AKP yönetimi bu projeye sıcak bakar mı, önümüzdeki günlerde göreceğiz.

Gazman’ın Ankara kriteri

AVRUPA Birliği Başbakanı Barroso’nun ani AKP sevdasının arkasında Nabucco’da beklediği tavizlerin yatabileceğini yazdım (13 Nisan). Ayrıntılarını dünkü Referans’ın manşetinde okudum. (AB’den Nabucco için çifte baskı-Begüm Gürsoy). Dediğim gibi AB hem geçiş ücretinde ciddi bir taviz bekliyor, hem de -artık her nedense- Nabucco pazarlığında yetkinin Dışişleri’ne geçmesini öneriyor.

Gözüken o ki, AKP, AB’ye siyaseten rehin düştükçe Türkiye’ye yaramıyor.

Yabancı muhabire baskı

AVRUPA’ya Türkiye’yi yabancı başkentlerde şikáyet yetmiyor anlaşılan.

AKP kurmayları Türkiye’den yazılan haber ve yorumları yakın takibe almış vaziyette. Basın Yayın tarafından çevrilen makale ve haberler tabir yerindeyse satır satır taranıyor. Kapatma davasını mahkûm eden yorum içermiyorsa, yabancı gazetelerin merkezleri doğrudan aranarak editöre yazanı uyarması ve hatta kovması yönünde baskı kuruluyor. Bu baskının son örneğini biliyorum. Yabancı gazetenin muhabiri, ısrarla ismini saklı tutmamı istediği için saygı gösteriyorum.

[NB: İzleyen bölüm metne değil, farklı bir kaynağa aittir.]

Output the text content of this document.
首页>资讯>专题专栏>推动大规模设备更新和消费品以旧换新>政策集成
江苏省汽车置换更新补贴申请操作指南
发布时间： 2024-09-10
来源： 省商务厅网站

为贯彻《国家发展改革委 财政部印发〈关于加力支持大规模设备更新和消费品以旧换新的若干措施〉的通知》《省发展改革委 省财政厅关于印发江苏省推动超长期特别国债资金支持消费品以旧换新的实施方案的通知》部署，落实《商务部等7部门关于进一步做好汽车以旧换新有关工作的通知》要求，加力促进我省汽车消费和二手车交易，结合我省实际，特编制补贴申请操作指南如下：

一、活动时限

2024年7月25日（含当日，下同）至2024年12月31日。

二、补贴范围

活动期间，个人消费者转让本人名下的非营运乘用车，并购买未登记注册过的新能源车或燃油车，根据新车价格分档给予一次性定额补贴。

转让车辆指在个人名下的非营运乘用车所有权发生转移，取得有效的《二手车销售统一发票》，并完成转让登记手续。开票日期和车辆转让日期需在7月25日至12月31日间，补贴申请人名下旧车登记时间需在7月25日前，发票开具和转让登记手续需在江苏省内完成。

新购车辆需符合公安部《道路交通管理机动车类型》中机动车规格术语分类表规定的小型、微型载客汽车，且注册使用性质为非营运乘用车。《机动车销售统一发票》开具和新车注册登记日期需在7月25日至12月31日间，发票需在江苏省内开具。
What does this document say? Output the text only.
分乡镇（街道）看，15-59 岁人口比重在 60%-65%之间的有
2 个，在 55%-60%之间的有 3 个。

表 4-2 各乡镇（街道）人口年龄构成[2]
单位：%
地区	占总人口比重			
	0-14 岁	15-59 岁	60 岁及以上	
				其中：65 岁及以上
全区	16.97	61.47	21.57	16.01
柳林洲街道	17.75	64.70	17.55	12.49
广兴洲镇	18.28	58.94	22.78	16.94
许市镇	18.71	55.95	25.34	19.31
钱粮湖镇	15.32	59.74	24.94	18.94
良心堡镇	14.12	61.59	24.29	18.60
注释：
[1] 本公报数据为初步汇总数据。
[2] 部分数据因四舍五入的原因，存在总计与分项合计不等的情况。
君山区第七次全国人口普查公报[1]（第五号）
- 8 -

Yabancı gazetede çıkan makale, hangi AKP yöneticisinin kimi aradığı, ne dediği -ve fakat sonuç alamadığı- belli. Belki bir gün AKPM bildiri skandalında olduğu gibi daha açık yazılır.

Ama peşinen uyarayım: Yabancılar gazeteciyi şikáyeti "demokrasi ölçüsü" olarak kabul etmezler.